Sobre impeachment e democracia
Treze anos passados, e eis que uma palavrinha de pronúncia difícil e escrita quase impossível volta à moda nos noticiários políticos brasileiros: impeachment (espero ter escrito corretamente, embora não tenha certeza disso!). Derivada do latim, refere-se, no moderno sistema político brasileiro, ao processo de impedimento conduzido pelo Poder Legislativo em suas várias esferas contra o ocupante de cargos executivos em qualquer nível, desde prefeito até presidente da República, passando por governador e ministros de Estado. Juntamente com a abertura deste processo, que pode ser requerido por qualquer cidadão munido das necessárias provas que embasem o requerimento, obviamente ganha ainda maior força em todo país um já intenso processo de radicalização das posições político-partidárias. E com isso começam a surgir, de todos os lados, colocações e ideias equivocadas que, convém, sejam devidamente esclarecidas para que o processo seja conduzido como deve e acompanhado por uma população municiada com as devidas – e corretas – informações.

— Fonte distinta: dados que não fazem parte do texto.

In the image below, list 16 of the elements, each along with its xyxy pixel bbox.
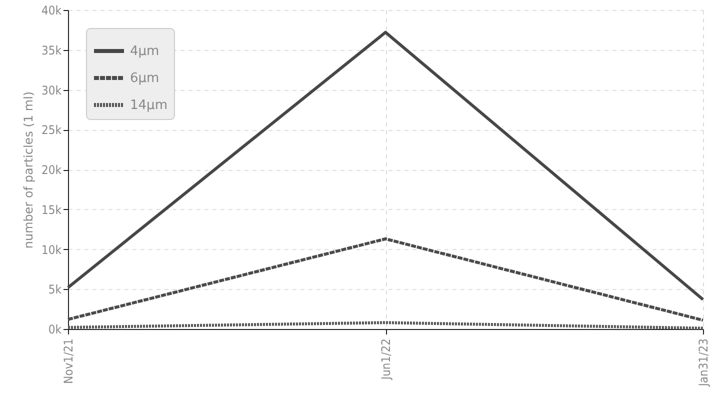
y-tick-label: 40k: [42, 4, 62, 18]
x-tick-label: Jan31/23: [696, 338, 710, 388]
y-tick-label: 0k: [48, 322, 62, 336]
y-tick-label: 25k: [42, 123, 62, 138]
legend-label: 4μm: [130, 44, 160, 59]
y-tick-label: 20k: [42, 163, 62, 177]
legend-label: 14μm: [130, 98, 168, 113]
y-tick-label: 15k: [42, 202, 62, 217]
y-axis-title: number of particles (1 ml): [22, 91, 36, 249]
x-tick-label: Nov1/21: [62, 338, 76, 384]
legend-label: 6μm: [130, 71, 160, 86]
y-tick-label: 5k: [48, 282, 62, 297]
y-tick-label: 10k: [42, 242, 62, 257]
y-tick-label: 30k: [42, 83, 62, 98]
x-tick-label: Jun1/22: [379, 338, 393, 381]
y-tick-label: 35k: [42, 43, 62, 58]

Em primeiro lugar, é preciso afirmar que processo de impeachment não é sinônimo de golpe de Estado. Muito pelo contrário. É próprio de regimes democráticos fazer uso desta que nada mais é que uma ferramenta destinada a proteger a sociedade de abusos graves que podem ser cometidos por quem ocupa cargos de execução na governança pública. Deste modo, considera-se que o primeiro processo de impedimento (palavra bem mais simples, não?) bem-sucedido da história tenha ocorrido na Inglaterra, na segunda metade do século XIV, dirigido contra um nobre por demais cioso dos próprios interesses e por demais relapso com os interesses do condado que representava. Séculos mais tarde, nos Estados Unidos, o presidente Andrew Johnson foi destituído do cargo após um longo processo que, encerrado em 1868, o considerou culpado de violar uma das principais leis da nação.

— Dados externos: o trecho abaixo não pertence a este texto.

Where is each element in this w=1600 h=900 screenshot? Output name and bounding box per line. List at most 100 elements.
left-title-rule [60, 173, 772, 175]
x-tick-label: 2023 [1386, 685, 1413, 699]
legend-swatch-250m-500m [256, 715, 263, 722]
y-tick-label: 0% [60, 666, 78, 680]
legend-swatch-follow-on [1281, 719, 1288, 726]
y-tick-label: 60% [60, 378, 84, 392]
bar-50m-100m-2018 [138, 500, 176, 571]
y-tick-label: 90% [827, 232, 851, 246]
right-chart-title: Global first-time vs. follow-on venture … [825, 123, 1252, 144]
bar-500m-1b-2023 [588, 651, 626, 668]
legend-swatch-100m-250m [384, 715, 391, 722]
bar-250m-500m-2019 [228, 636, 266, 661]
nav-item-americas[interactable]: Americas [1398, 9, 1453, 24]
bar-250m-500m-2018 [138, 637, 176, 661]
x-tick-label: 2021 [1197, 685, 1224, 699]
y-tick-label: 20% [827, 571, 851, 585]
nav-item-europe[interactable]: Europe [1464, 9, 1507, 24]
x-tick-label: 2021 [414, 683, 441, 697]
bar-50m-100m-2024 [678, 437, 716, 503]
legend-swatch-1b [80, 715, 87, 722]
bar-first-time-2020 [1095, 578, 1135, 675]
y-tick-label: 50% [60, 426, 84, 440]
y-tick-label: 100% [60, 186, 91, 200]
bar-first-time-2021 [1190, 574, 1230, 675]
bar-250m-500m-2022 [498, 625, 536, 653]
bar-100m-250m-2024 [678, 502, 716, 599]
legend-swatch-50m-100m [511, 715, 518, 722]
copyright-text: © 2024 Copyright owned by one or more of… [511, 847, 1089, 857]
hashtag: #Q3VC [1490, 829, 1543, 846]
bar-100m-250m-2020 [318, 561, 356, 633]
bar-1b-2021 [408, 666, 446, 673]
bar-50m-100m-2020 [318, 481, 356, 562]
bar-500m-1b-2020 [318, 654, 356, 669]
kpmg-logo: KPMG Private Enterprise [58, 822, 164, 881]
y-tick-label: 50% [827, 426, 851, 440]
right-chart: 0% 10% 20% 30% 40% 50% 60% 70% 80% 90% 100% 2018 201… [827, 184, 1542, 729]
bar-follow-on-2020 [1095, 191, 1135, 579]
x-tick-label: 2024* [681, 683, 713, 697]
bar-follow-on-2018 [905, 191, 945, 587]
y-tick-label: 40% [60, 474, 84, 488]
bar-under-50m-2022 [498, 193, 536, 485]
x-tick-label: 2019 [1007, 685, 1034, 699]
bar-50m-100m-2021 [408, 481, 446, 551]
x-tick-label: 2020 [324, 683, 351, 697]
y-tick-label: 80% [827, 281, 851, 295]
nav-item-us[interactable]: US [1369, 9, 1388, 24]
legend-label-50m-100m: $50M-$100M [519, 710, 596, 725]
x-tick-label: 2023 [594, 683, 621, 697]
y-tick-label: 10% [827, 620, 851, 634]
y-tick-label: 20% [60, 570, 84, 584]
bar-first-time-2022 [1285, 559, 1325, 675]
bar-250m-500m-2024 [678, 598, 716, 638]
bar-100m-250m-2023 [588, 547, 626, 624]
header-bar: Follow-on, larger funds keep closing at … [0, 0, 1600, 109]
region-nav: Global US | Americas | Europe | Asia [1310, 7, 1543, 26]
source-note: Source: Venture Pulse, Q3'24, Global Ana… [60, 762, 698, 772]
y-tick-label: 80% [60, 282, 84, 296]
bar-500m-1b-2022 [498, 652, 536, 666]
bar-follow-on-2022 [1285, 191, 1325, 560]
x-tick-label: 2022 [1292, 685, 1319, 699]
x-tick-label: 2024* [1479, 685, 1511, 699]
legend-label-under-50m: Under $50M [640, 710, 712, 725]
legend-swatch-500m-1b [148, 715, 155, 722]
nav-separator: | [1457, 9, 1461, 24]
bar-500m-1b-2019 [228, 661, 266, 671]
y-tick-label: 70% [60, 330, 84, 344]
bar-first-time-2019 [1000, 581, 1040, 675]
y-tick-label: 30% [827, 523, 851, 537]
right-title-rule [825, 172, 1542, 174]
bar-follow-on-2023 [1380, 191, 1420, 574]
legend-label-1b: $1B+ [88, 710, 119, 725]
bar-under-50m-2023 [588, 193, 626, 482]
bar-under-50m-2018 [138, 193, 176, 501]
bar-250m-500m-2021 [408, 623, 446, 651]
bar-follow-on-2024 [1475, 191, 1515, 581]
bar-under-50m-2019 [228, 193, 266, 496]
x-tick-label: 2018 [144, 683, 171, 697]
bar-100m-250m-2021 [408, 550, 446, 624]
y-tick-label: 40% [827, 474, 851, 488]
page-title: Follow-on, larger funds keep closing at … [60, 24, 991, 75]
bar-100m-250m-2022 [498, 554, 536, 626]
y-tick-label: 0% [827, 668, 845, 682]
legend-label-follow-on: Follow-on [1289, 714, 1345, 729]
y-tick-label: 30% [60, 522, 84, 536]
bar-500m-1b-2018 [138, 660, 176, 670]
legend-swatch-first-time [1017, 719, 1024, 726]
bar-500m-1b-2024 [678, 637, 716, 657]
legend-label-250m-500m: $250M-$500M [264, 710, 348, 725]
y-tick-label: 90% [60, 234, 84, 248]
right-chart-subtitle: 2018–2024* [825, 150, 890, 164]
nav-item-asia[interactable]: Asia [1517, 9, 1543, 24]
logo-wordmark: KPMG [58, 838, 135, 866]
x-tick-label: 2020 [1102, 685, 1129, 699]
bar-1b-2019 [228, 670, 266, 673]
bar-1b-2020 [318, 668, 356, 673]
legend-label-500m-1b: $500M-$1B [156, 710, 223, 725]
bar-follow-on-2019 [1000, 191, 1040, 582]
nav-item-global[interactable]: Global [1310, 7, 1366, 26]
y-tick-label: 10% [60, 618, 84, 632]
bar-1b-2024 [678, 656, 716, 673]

O caso para nós mais conhecido, contudo, é o processo de impedimento do ex-presidente Fernando Collor de Mello, que optou pela renúncia ao perceber que seria destituído do cargo, em 1992. Contra ele pesavam acusações de corrupção para enriquecimento ilícito, sendo o emblemático caso dos “jardins da Casa da Dinda” utilizado como principal bandeira de um movimento que rapidamente ganhou as ruas e elevou os “caras-pintadas” ao status de síntese de uma época. Portanto, tão democrático quanto a eleição de um governante é a abertura de um processo que tenha por finalidade seu impedimento. Desde que haja razões para isso.

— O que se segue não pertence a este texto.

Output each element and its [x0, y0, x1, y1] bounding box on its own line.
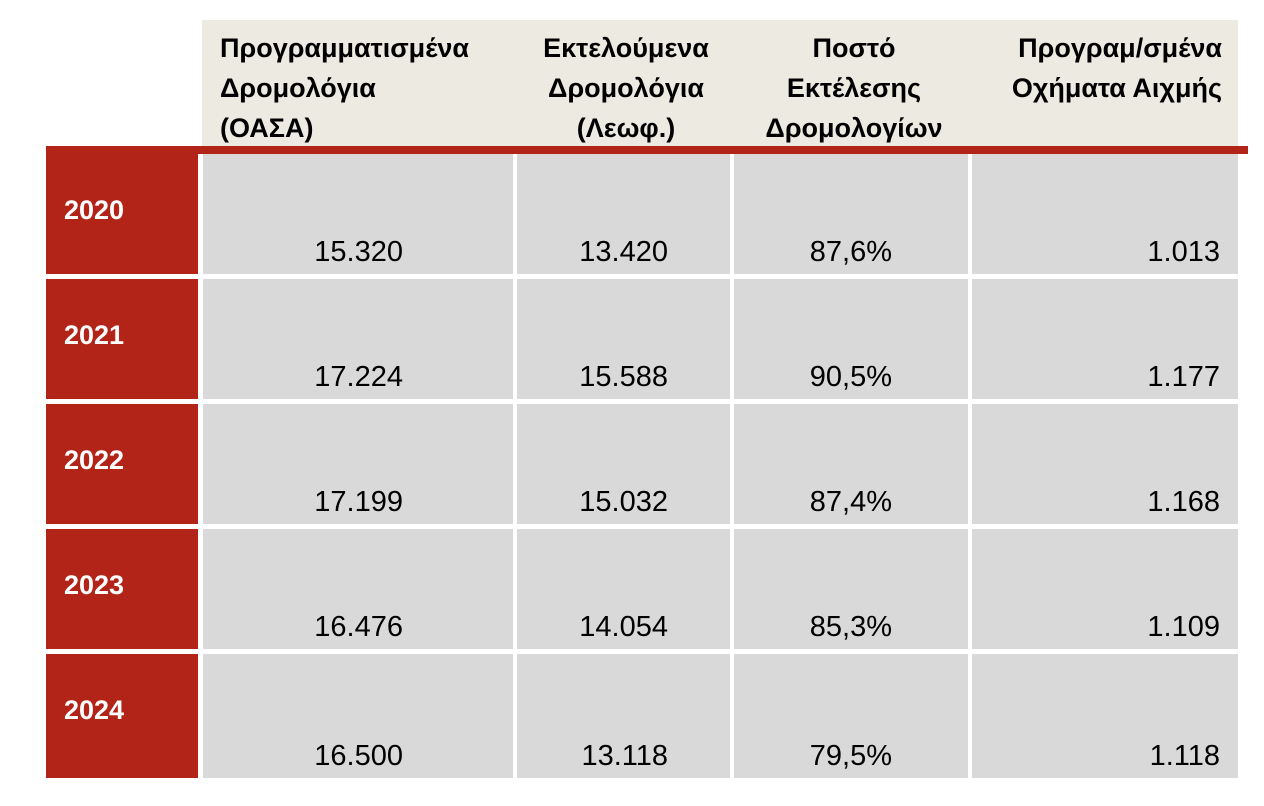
header-executed-routes: Εκτελούμενα Δρομολόγια (Λεωφ.) [543, 33, 709, 143]
peak-vehicles-value: 1.118 [1149, 740, 1220, 772]
year-cell: 2022 [46, 404, 198, 524]
peak-vehicles-value: 1.168 [1147, 486, 1220, 518]
executed-value: 15.588 [579, 361, 668, 393]
year-cell: 2021 [46, 279, 198, 399]
header-scheduled-routes: Προγραμματισμένα Δρομολόγια (ΟΑΣΑ) [220, 33, 469, 143]
table-row: 2020 15.320 13.420 87,6% 1.013 [46, 154, 1238, 274]
rate-value: 85,3% [809, 611, 892, 643]
executed-value: 13.118 [581, 740, 668, 772]
year-label: 2024 [64, 695, 125, 725]
rate-value: 87,4% [809, 486, 892, 518]
rate-cell: 90,5% [734, 279, 968, 399]
peak-vehicles-value: 1.109 [1147, 611, 1220, 643]
year-label: 2020 [64, 195, 125, 225]
executed-cell: 15.588 [517, 279, 730, 399]
executed-value: 13.420 [579, 236, 668, 268]
year-cell: 2023 [46, 529, 198, 649]
scheduled-value: 17.224 [314, 361, 403, 393]
executed-cell: 15.032 [517, 404, 730, 524]
scheduled-value: 15.320 [314, 236, 403, 268]
year-label: 2022 [64, 445, 125, 475]
scheduled-value: 16.500 [314, 740, 403, 772]
header-peak-vehicles: Προγραμ/σμένα Οχήματα Αιχμής [1011, 33, 1222, 103]
scheduled-value: 17.199 [314, 486, 403, 518]
table-row: 2021 17.224 15.588 90,5% 1.177 [46, 279, 1238, 399]
executed-value: 14.054 [579, 611, 668, 643]
rate-value: 79,5% [809, 740, 892, 772]
scheduled-cell: 16.500 [203, 654, 513, 778]
rate-cell: 87,6% [734, 154, 968, 274]
year-label: 2023 [64, 570, 125, 600]
peak-vehicles-cell: 1.118 [972, 654, 1238, 778]
scheduled-cell: 17.199 [203, 404, 513, 524]
peak-vehicles-cell: 1.168 [972, 404, 1238, 524]
rate-value: 87,6% [809, 236, 892, 268]
table-header [202, 20, 1238, 148]
scheduled-cell: 16.476 [203, 529, 513, 649]
year-cell: 2024 [46, 654, 198, 778]
peak-vehicles-value: 1.013 [1147, 236, 1220, 268]
executed-value: 15.032 [579, 486, 668, 518]
executed-cell: 13.118 [517, 654, 730, 778]
data-table: Προγραμματισμένα Δρομολόγια (ΟΑΣΑ) Εκτελ… [46, 20, 1248, 778]
peak-vehicles-cell: 1.177 [972, 279, 1238, 399]
year-cell: 2020 [46, 154, 198, 274]
header-divider [46, 146, 1248, 154]
scheduled-value: 16.476 [314, 611, 403, 643]
peak-vehicles-cell: 1.109 [972, 529, 1238, 649]
table-row: 2023 16.476 14.054 85,3% 1.109 [46, 529, 1238, 649]
year-label: 2021 [64, 320, 125, 350]
scheduled-cell: 15.320 [203, 154, 513, 274]
executed-cell: 14.054 [517, 529, 730, 649]
table-row: 2024 16.500 13.118 79,5% 1.118 [46, 654, 1238, 778]
table-row: 2022 17.199 15.032 87,4% 1.168 [46, 404, 1238, 524]
header-execution-rate: Ποστό Εκτέλεσης Δρομολογίων [765, 33, 943, 143]
rate-value: 90,5% [809, 361, 892, 393]
rate-cell: 85,3% [734, 529, 968, 649]
scheduled-cell: 17.224 [203, 279, 513, 399]
rate-cell: 87,4% [734, 404, 968, 524]
peak-vehicles-value: 1.177 [1147, 361, 1220, 393]
peak-vehicles-cell: 1.013 [972, 154, 1238, 274]
rate-cell: 79,5% [734, 654, 968, 778]
executed-cell: 13.420 [517, 154, 730, 274]
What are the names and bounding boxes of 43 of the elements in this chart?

E, aqui, cumpre esclarecer um segundo mal-entendido muito comum nos dias que correm, este vindo do lado contrário no espectro político do país: mau governo não constitui motivo para impeachment. Tampouco o tão repetido “estelionato eleitoral”, “crime” que, se ganhou projeção na imprensa e nas redes sociais, não possui qualquer existência real nos códigos de leis brasileiros. Existem, basicamente, oito razões pelas quais um chefe do Poder Executivo pode sofrer processo de impedimento: quando ele atenta contra a existência da União (ou seja, do Estado brasileiro); contra o livre exercício dos demais poderes (Legislativo, Judiciário e demais poderes constitucionais); contra o exercício dos direitos políticos, individuais e sociais; contra a segurança interna do país; contra a probidade administrativa; contra a lei orçamentária; contra a guarda e o legal emprego do dinheiro público (corrupção); e contra o cumprimento de decisões judiciais. Ou seja, ou se apresenta provas de que o político em questão cometeu algum desses oito atos (e aqui conseguimos entender várias das notícias apresentadas em nossas televisões, computadores e jornais todos os dias), ou não há qualquer base legal para a abertura de um processo de impeachment.
O momento é definidor. Das alianças e negociações que estão sendo costuradas em Brasília neste exato momento dependem o futuro imediato do país e, obviamente, o nosso próprio. Claro que podemos e devemos fazer parte deste processo, cada um defendendo seu ponto de vista mas com o imprescindível respeito ao outro, à opinião diferente. É isso que constrói e fortalece um sistema democrático, comprovadamente o melhor existente hoje em dia. É preciso que todos compreendam que ninguém, por mais iluminado que se imagine, pode pretender ditar a quem quer que seja, para além de si mesmo, regras de conduta de qualquer espécie. Todas as vezes em que, neste ou em qualquer outro país, sistemas que admitem este tipo de governo foram introduzidos, os resultados foram desastrosos. É o que nos ensinam nossos erros já passados. Os quais, espero sinceramente, nunca mais voltem a ser cometidos neste ou em qualquer outro lugar.